Goliath : Le Bon, la Brute, et le Kazakh

qui dit nouvelle édition de l’étrange Festival, dit nouveau film d’Adilkhan Yerzhanov. Notre chouchou du cinéma kazakh (on ne connaît que lui en même temps, mauvais cinéphiles que nous sommes) continue de développer son univers dans le village imaginaire de Karatas. Un lieu où tous les gens sont pauvres, bêtes, tristes, criminels, corrompus, cinéphiles, idéalistes, désabusés, et parfois tout ça au même temps.

Un lieu qui, mine de rien, fait du cinéma de Yerzhanov sans doute l’univers partagé le plus étendu du cinéma indépendant, puisque le bonhomme a déjà dû dépasser la dizaine de films qui se déroulent dans ce fantasme de cité, ce désert sans foi ni loi. A ceci près que la géographie, la démographie et la topographie de Karatas évolue à loisir selon les films. Yerhanov a construit sa propre Springfield en quelque sorte, qu’il peut manipuler selon ses envies narratives.

On s’était laissé sur des histoires plus drôles, mais cette fois avec Goliath, Yerzhanov retrouve la noirceur d’un A Dark, Dark man sans forcément en garder le ton d’une ironie mordante. Le film met en scène un criminel tout puissant qui a la main basse sur la ville de Karatas. Dans la scène d’ouverture du film, il cogne ses sous-fifres afin de s’entraîner à la bagarre, et ces derniers encaissent sans mot dire. Puis ils prennent d’assaut une maison et exécute une femme, qui a dénoncé les agissements du criminel à la police.

C’est là que commence véritablement le récit : le big boss crimine se rapproche d’Arzu, le mari de la femme qu’il a assassiné, et décide de prendre soin de lui. Arzu, qui est handicapé moteur (il a du mal à marcher) et qui a du mal à s’exprimer, se retrouve avec une fille à nourrir et à élever. Et peut-être des envies de vengeance… C’est là tout l’intérêt de Goliath : on se demande quand et comment Arzu va passer à l’acte contre ce géant surprotégé.

Comme le titre n’est déjà pas très subtil (David contre Goliath tout ça), Yerzhanov en rajoute une couche avec des extraits du livre Le Prince de Machiavel, qui sont des principes pour garder sa position de dominant. Cela permet de surligner tous les moments où le big boss mafioso fera des erreurs dans son rapport à Arzu.

Encore une fois, Yerzhanov use et abuse du scope pour mettre en valeur les paysages vides, majestueux et mélancoliques de son Kazakhstan. Il inscrit la quête de vengeance d’Arzu dans un décor qui appelle à la patience, au silence, au relativisme mais aussi qui ne cesse de rappeler l’âpreté, la dureté du monde. Rien n’est donné à Karatas, il n’y a que la loi du plus fort et rien d’autre. En cela, Goliath est peut-être son film le plus westernisant à ce jour.
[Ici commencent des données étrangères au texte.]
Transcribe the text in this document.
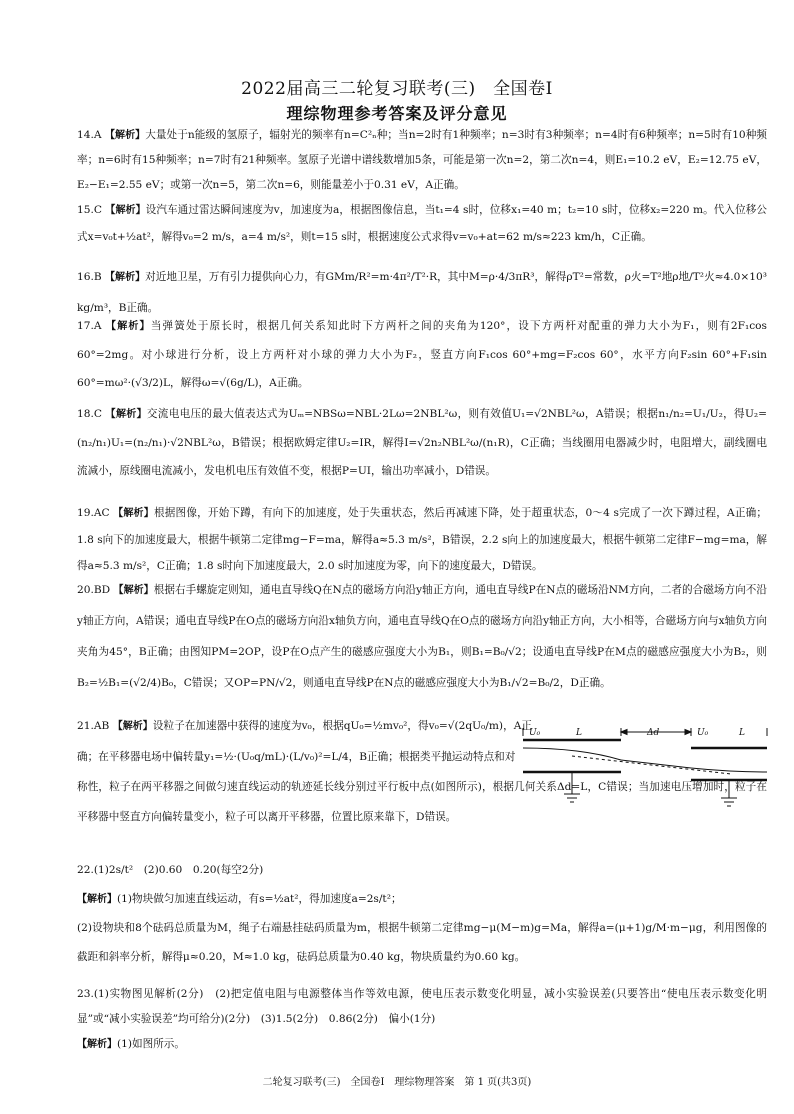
2022届高三二轮复习联考(三)　全国卷Ⅰ
理综物理参考答案及评分意见
14.A 【解析】大量处于n能级的氢原子，辐射光的频率有n=C²ₙ种；当n=2时有1种频率；n=3时有3种频率；n=4时有6种频率；n=5时有10种频率；n=6时有15种频率；n=7时有21种频率。氢原子光谱中谱线数增加5条，可能是第一次n=2，第二次n=4，则E₁=10.2 eV，E₂=12.75 eV，E₂−E₁=2.55 eV；或第一次n=5，第二次n=6，则能量差小于0.31 eV，A正确。
15.C 【解析】设汽车通过雷达瞬间速度为v，加速度为a，根据图像信息，当t₁=4 s时，位移x₁=40 m；t₂=10 s时，位移x₂=220 m。代入位移公式x=v₀t+½at²，解得v₀=2 m/s，a=4 m/s²，则t=15 s时，根据速度公式求得v=v₀+at=62 m/s≈223 km/h，C正确。
16.B 【解析】对近地卫星，万有引力提供向心力，有GMm/R²=m·4π²/T²·R，其中M=ρ·4/3πR³，解得ρT²=常数，ρ火=T²地ρ地/T²火≈4.0×10³ kg/m³，B正确。
17.A 【解析】当弹簧处于原长时，根据几何关系知此时下方两杆之间的夹角为120°，设下方两杆对配重的弹力大小为F₁，则有2F₁cos 60°=2mg。对小球进行分析，设上方两杆对小球的弹力大小为F₂，竖直方向F₁cos 60°+mg=F₂cos 60°，水平方向F₂sin 60°+F₁sin 60°=mω²·(√3/2)L，解得ω=√(6g/L)，A正确。
18.C 【解析】交流电电压的最大值表达式为Uₘ=NBSω=NBL·2Lω=2NBL²ω，则有效值U₁=√2NBL²ω，A错误；根据n₁/n₂=U₁/U₂，得U₂=(n₂/n₁)U₁=(n₂/n₁)·√2NBL²ω，B错误；根据欧姆定律U₂=IR，解得I=√2n₂NBL²ω/(n₁R)，C正确；当线圈用电器减少时，电阻增大，副线圈电流减小，原线圈电流减小，发电机电压有效值不变，根据P=UI，输出功率减小，D错误。
19.AC 【解析】根据图像，开始下蹲，有向下的加速度，处于失重状态，然后再减速下降，处于超重状态，0～4 s完成了一次下蹲过程，A正确；1.8 s向下的加速度最大，根据牛顿第二定律mg−F=ma，解得a≈5.3 m/s²，B错误，2.2 s向上的加速度最大，根据牛顿第二定律F−mg=ma，解得a≈5.3 m/s²，C正确；1.8 s时向下加速度最大，2.0 s时加速度为零，向下的速度最大，D错误。
20.BD 【解析】根据右手螺旋定则知，通电直导线Q在N点的磁场方向沿y轴正方向，通电直导线P在N点的磁场沿NM方向，二者的合磁场方向不沿y轴正方向，A错误；通电直导线P在O点的磁场方向沿x轴负方向，通电直导线Q在O点的磁场方向沿y轴正方向，大小相等，合磁场方向与x轴负方向夹角为45°，B正确；由图知PM=2OP，设P在O点产生的磁感应强度大小为B₁，则B₁=B₀/√2；设通电直导线P在M点的磁感应强度大小为B₂，则B₂=½B₁=(√2/4)B₀，C错误；又OP=PN/√2，则通电直导线P在N点的磁感应强度大小为B₁/√2=B₀/2，D正确。
21.AB 【解析】设粒子在加速器中获得的速度为v₀，根据qU₀=½mv₀²，得v₀=√(2qU₀/m)，A正确；在平移器电场中偏转量y₁=½·(U₀q/mL)·(L/v₀)²=L/4，B正确；根据类平抛运动特点和对
称性，粒子在两平移器之间做匀速直线运动的轨迹延长线分别过平行板中点(如图所示)，根据几何关系Δd=L，C错误；当加速电压增加时，粒子在平移器中竖直方向偏转量变小，粒子可以离开平移器，位置比原来靠下，D错误。
U₀	L	Δd	U₀	L
22.(1)2s/t²　(2)0.60　0.20(每空2分)
【解析】(1)物块做匀加速直线运动，有s=½at²，得加速度a=2s/t²；
(2)设物块和8个砝码总质量为M，绳子右端悬挂砝码质量为m，根据牛顿第二定律mg−μ(M−m)g=Ma，解得a=(μ+1)g/M·m−μg，利用图像的截距和斜率分析，解得μ≈0.20，M≈1.0 kg，砝码总质量为0.40 kg，物块质量约为0.60 kg。
23.(1)实物图见解析(2分)　(2)把定值电阻与电源整体当作等效电源，使电压表示数变化明显，减小实验误差(只要答出“使电压表示数变化明显”或“减小实验误差”均可给分)(2分)　(3)1.5(2分)　0.86(2分)　偏小(1分)
【解析】(1)如图所示。
二轮复习联考(三)　全国卷Ⅰ　理综物理答案　第 1 页(共3页)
Et si le film reste très noir, il semble que quelque chose a changé chez le cinéaste depuis les heures de son A Dark, Dark Man. Car si les tyrans sont partout, tout puissants, si la police est à leur botte et les classes populaires trop terrifiées pour se soulever, Yerzhanov veut croire à des Arzu, capable de nous venger tous.

Goliath, un film d’Adilkhan Yerzhanov, diffusé en 2023 à l’étrange festival.